Schindler Österreich realisiert ersten Aufzug im Holzschacht für die ÖBB
„Mit dem Projekt in Bregenz unterstreicht Schindler Österreich seine Innovationskraft für nachhaltige Mobilitätslösungen durch hybride Bauweise und setzt einen weiteren Schritt in Richtung zukunftsorientiertes Bauen“, betont Geschäftsführerin Janine Schwabe-Häder.
Der neue Aufzug am Vorplatz der Bahnüberführung verbindet Funktionalität mit architektonischem Anspruch. Der Schacht wurde in Massivholzbauweise errichtet und durch Glasflächen an Vorder- und Rückseite offen gestaltet. Dadurch fügt sich die Anlage transparent und modern in das Umfeld ein – ein bewusstes Statement, insbesondere in Vorarlberg, das als Vorreiter im Holzbau gilt.
Technisch erfüllt der Aufzug alle Anforderungen des öffentlichen Verkehrs: Zwei Haltestellen, eine Förderhöhe von 6,45 Metern und eine Tragfähigkeit von 1.600 Kilogramm gewährleisten einen leistungsfähigen Betrieb. Eine Glaskabine, eine Geschwindigkeit von 1 m/s sowie eine automatische Notbefreiung bei Stromausfall sorgen für Komfort und Sicherheit.
Schindler Österreich verfügt bereits über umfangreiche Erfahrung im Holzbau: Mehr als 60 Aufzüge wurden österreichweit in entsprechenden Konstruktionen realisiert. Das hybride Konzept kombiniert ein Fundament aus Beton und Stahl – für Stabilität und Statik – mit Holz als nachhaltigem und ästhetischem Baustoff.
Eine eigens zertifizierte Methode ermöglicht dabei die sichere Integration der Aufzugstechnik in Holzstrukturen. Voraussetzung ist eine präzise Planung und Vorbereitung des Schachts. Die Montage vor Ort erfolgt effizient und strukturiert, bei gleichzeitig deutlich reduzierter Staubentwicklung.

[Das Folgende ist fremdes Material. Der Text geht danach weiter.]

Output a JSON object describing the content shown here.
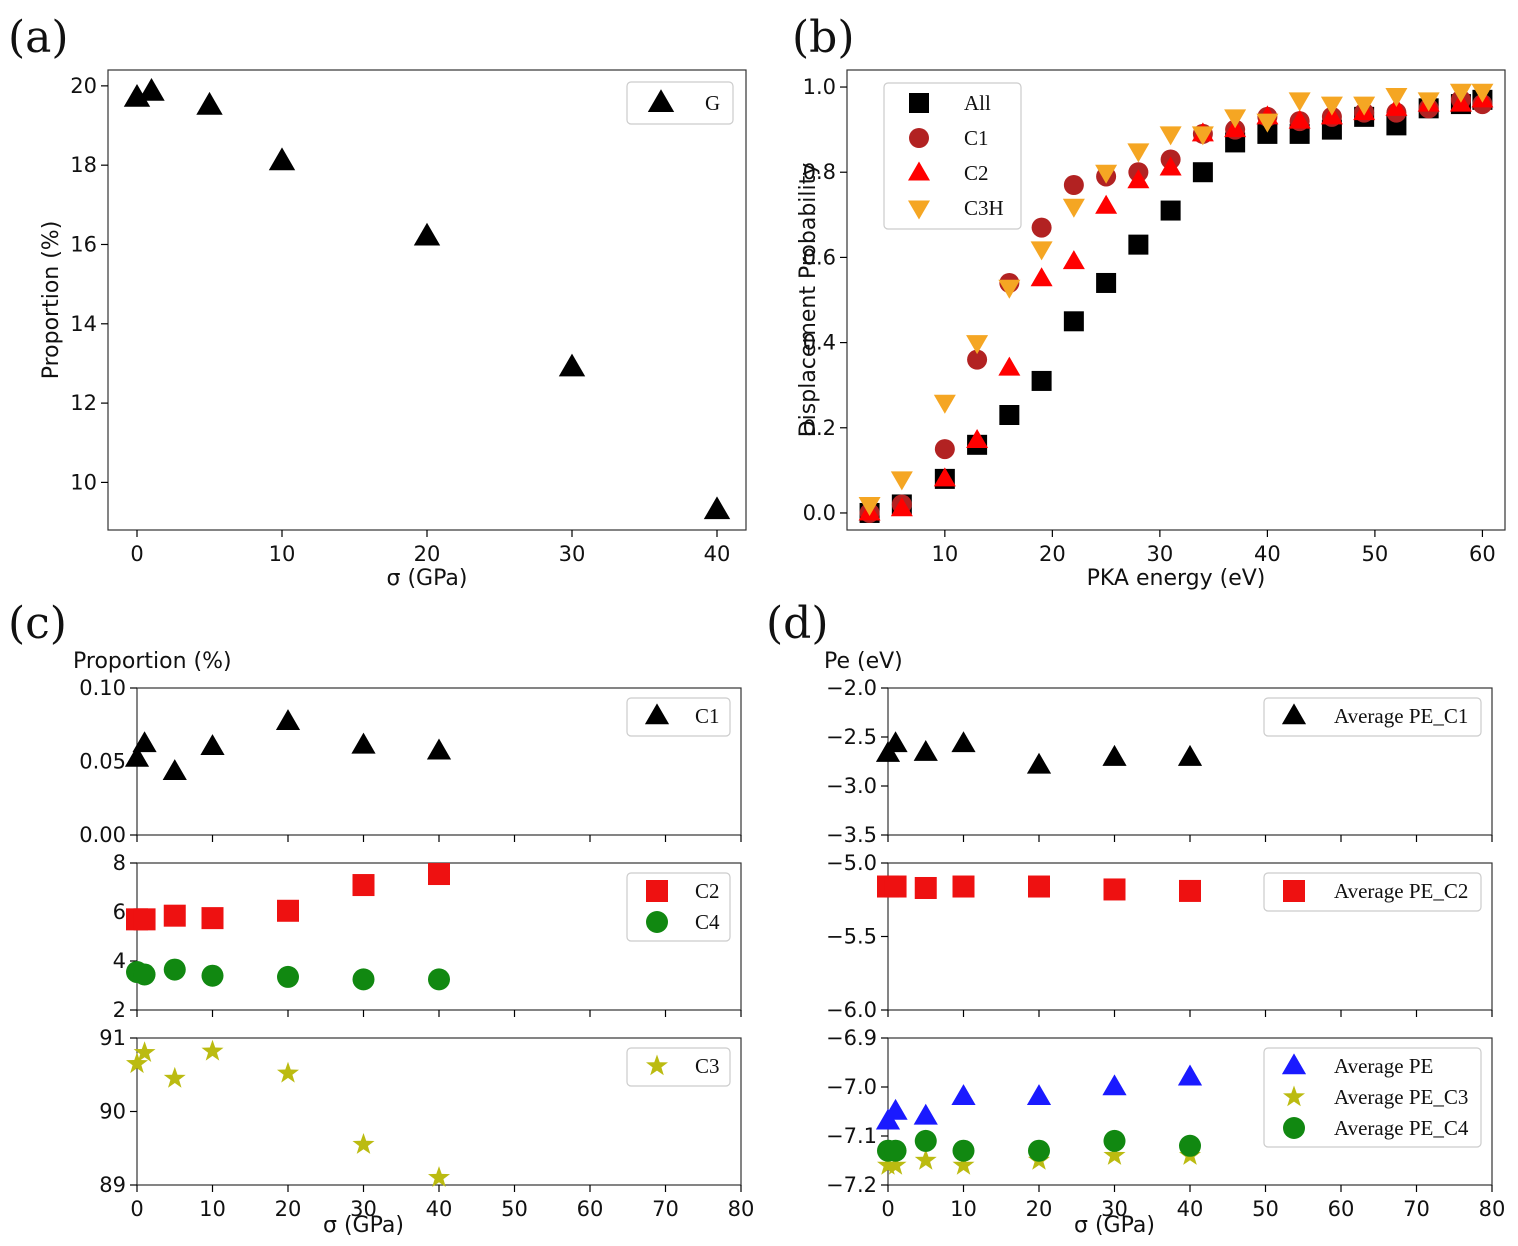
{
  "chart_data": [
    {
      "panel": "(a)",
      "type": "scatter",
      "xlabel": "σ (GPa)",
      "ylabel": "Proportion (%)",
      "xlim": [
        -2,
        42
      ],
      "ylim": [
        8.8,
        20.4
      ],
      "xticks": [
        0,
        10,
        20,
        30,
        40
      ],
      "yticks": [
        10,
        12,
        14,
        16,
        18,
        20
      ],
      "series": [
        {
          "name": "G",
          "marker": "triangle-up",
          "color": "#000000",
          "x": [
            0,
            1,
            5,
            10,
            20,
            30,
            40
          ],
          "y": [
            19.7,
            19.85,
            19.5,
            18.1,
            16.2,
            12.9,
            9.3
          ]
        }
      ]
    },
    {
      "panel": "(b)",
      "type": "scatter",
      "xlabel": "PKA energy (eV)",
      "ylabel": "Displacement Probability",
      "xlim": [
        0.9,
        62.1
      ],
      "ylim": [
        -0.04,
        1.04
      ],
      "xticks": [
        10,
        20,
        30,
        40,
        50,
        60
      ],
      "yticks": [
        "0.0",
        "0.2",
        "0.4",
        "0.6",
        "0.8",
        "1.0"
      ],
      "series": [
        {
          "name": "All",
          "marker": "square",
          "color": "#000000",
          "x": [
            3,
            6,
            10,
            13,
            16,
            19,
            22,
            25,
            28,
            31,
            34,
            37,
            40,
            43,
            46,
            49,
            52,
            55,
            58,
            60
          ],
          "y": [
            0.0,
            0.02,
            0.08,
            0.16,
            0.23,
            0.31,
            0.45,
            0.54,
            0.63,
            0.71,
            0.8,
            0.87,
            0.89,
            0.89,
            0.9,
            0.93,
            0.91,
            0.95,
            0.96,
            0.97
          ]
        },
        {
          "name": "C1",
          "marker": "circle",
          "color": "#b22222",
          "x": [
            3,
            6,
            10,
            13,
            16,
            19,
            22,
            25,
            28,
            31,
            34,
            37,
            40,
            43,
            46,
            49,
            52,
            55,
            58,
            60
          ],
          "y": [
            0.0,
            0.02,
            0.15,
            0.36,
            0.54,
            0.67,
            0.77,
            0.79,
            0.8,
            0.83,
            0.89,
            0.9,
            0.93,
            0.92,
            0.93,
            0.94,
            0.94,
            0.95,
            0.97,
            0.96
          ]
        },
        {
          "name": "C2",
          "marker": "triangle-up",
          "color": "#ff0000",
          "x": [
            3,
            6,
            10,
            13,
            16,
            19,
            22,
            25,
            28,
            31,
            34,
            37,
            40,
            43,
            46,
            49,
            52,
            55,
            58,
            60
          ],
          "y": [
            0.0,
            0.01,
            0.08,
            0.17,
            0.34,
            0.55,
            0.59,
            0.72,
            0.78,
            0.81,
            0.89,
            0.9,
            0.93,
            0.92,
            0.93,
            0.94,
            0.95,
            0.96,
            0.96,
            0.97
          ]
        },
        {
          "name": "C3H",
          "marker": "triangle-down",
          "color": "#f5a623",
          "x": [
            3,
            6,
            10,
            13,
            16,
            19,
            22,
            25,
            28,
            31,
            34,
            37,
            40,
            43,
            46,
            49,
            52,
            55,
            58,
            60
          ],
          "y": [
            0.02,
            0.08,
            0.26,
            0.4,
            0.53,
            0.62,
            0.72,
            0.8,
            0.85,
            0.89,
            0.89,
            0.93,
            0.92,
            0.97,
            0.96,
            0.96,
            0.98,
            0.97,
            0.99,
            0.99
          ]
        }
      ]
    },
    {
      "panel": "(c)",
      "type": "scatter",
      "ylabel": "Proportion (%)",
      "xlabel": "σ (GPa)",
      "xlim": [
        0,
        80
      ],
      "xticks": [
        0,
        10,
        20,
        30,
        40,
        50,
        60,
        70,
        80
      ],
      "subplots": [
        {
          "ylim": [
            0.0,
            0.1
          ],
          "yticks": [
            "0.00",
            "0.05",
            "0.10"
          ],
          "series": [
            {
              "name": "C1",
              "marker": "triangle-up",
              "color": "#000000",
              "x": [
                0,
                1,
                5,
                10,
                20,
                30,
                40
              ],
              "y": [
                0.052,
                0.062,
                0.043,
                0.06,
                0.077,
                0.061,
                0.057
              ]
            }
          ]
        },
        {
          "ylim": [
            2,
            8
          ],
          "yticks": [
            "2",
            "4",
            "6",
            "8"
          ],
          "series": [
            {
              "name": "C2",
              "marker": "square",
              "color": "#ee1111",
              "x": [
                0,
                1,
                5,
                10,
                20,
                30,
                40
              ],
              "y": [
                5.7,
                5.7,
                5.85,
                5.75,
                6.05,
                7.1,
                7.55
              ]
            },
            {
              "name": "C4",
              "marker": "circle",
              "color": "#118811",
              "x": [
                0,
                1,
                5,
                10,
                20,
                30,
                40
              ],
              "y": [
                3.55,
                3.45,
                3.65,
                3.4,
                3.35,
                3.25,
                3.25
              ]
            }
          ]
        },
        {
          "ylim": [
            89,
            91
          ],
          "yticks": [
            "89",
            "90",
            "91"
          ],
          "series": [
            {
              "name": "C3",
              "marker": "star",
              "color": "#bbbb11",
              "x": [
                0,
                1,
                5,
                10,
                20,
                30,
                40
              ],
              "y": [
                90.65,
                90.8,
                90.45,
                90.82,
                90.52,
                89.55,
                89.1
              ]
            }
          ]
        }
      ]
    },
    {
      "panel": "(d)",
      "type": "scatter",
      "ylabel": "Pe (eV)",
      "xlabel": "σ (GPa)",
      "xlim": [
        0,
        80
      ],
      "xticks": [
        0,
        10,
        20,
        30,
        40,
        50,
        60,
        70,
        80
      ],
      "subplots": [
        {
          "ylim": [
            -3.5,
            -2.0
          ],
          "yticks": [
            "−3.5",
            "−3.0",
            "−2.5",
            "−2.0"
          ],
          "series": [
            {
              "name": "Average PE_C1",
              "marker": "triangle-up",
              "color": "#000000",
              "x": [
                0,
                1,
                5,
                10,
                20,
                30,
                40
              ],
              "y": [
                -2.67,
                -2.57,
                -2.66,
                -2.57,
                -2.79,
                -2.71,
                -2.71
              ]
            }
          ]
        },
        {
          "ylim": [
            -6.0,
            -5.0
          ],
          "yticks": [
            "−6.0",
            "−5.5",
            "−5.0"
          ],
          "series": [
            {
              "name": "Average PE_C2",
              "marker": "square",
              "color": "#ee1111",
              "x": [
                0,
                1,
                5,
                10,
                20,
                30,
                40
              ],
              "y": [
                -5.16,
                -5.16,
                -5.17,
                -5.16,
                -5.16,
                -5.18,
                -5.19
              ]
            }
          ]
        },
        {
          "ylim": [
            -7.2,
            -6.9
          ],
          "yticks": [
            "−7.2",
            "−7.1",
            "−7.0",
            "−6.9"
          ],
          "series": [
            {
              "name": "Average PE",
              "marker": "triangle-up",
              "color": "#1a1aff",
              "x": [
                0,
                1,
                5,
                10,
                20,
                30,
                40
              ],
              "y": [
                -7.07,
                -7.05,
                -7.06,
                -7.02,
                -7.02,
                -7.0,
                -6.98
              ]
            },
            {
              "name": "Average PE_C3",
              "marker": "star",
              "color": "#bbbb11",
              "x": [
                0,
                1,
                5,
                10,
                20,
                30,
                40
              ],
              "y": [
                -7.16,
                -7.16,
                -7.15,
                -7.16,
                -7.15,
                -7.14,
                -7.14
              ]
            },
            {
              "name": "Average PE_C4",
              "marker": "circle",
              "color": "#118811",
              "x": [
                0,
                1,
                5,
                10,
                20,
                30,
                40
              ],
              "y": [
                -7.13,
                -7.13,
                -7.11,
                -7.13,
                -7.13,
                -7.11,
                -7.12
              ]
            }
          ]
        }
      ]
    }
  ]
}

„Anforderungen an Statik und Brandschutz lassen sich bei einem hybriden Holzschacht zuverlässig erfüllen. Gleichzeitig sorgen unsere durchdachten Schnittstellen zwischen Aufzug und Schacht für eine effiziente Umsetzung, einen reibungslosen Montageablauf und die verlässliche Einhaltung der Bauzeiten“, erklärt Schwabe-Häder.
Das Projekt steht auch im Kontext der steigenden Bedeutung klimafreundlicher Bauweisen. Der Gebäudesektor ist weltweit für rund 38 Prozent der CO₂-Emissionen verantwortlich, etwa die Hälfte davon entfällt auf die Herstellung und Verarbeitung von Baustoffen wie Zement und Stahl.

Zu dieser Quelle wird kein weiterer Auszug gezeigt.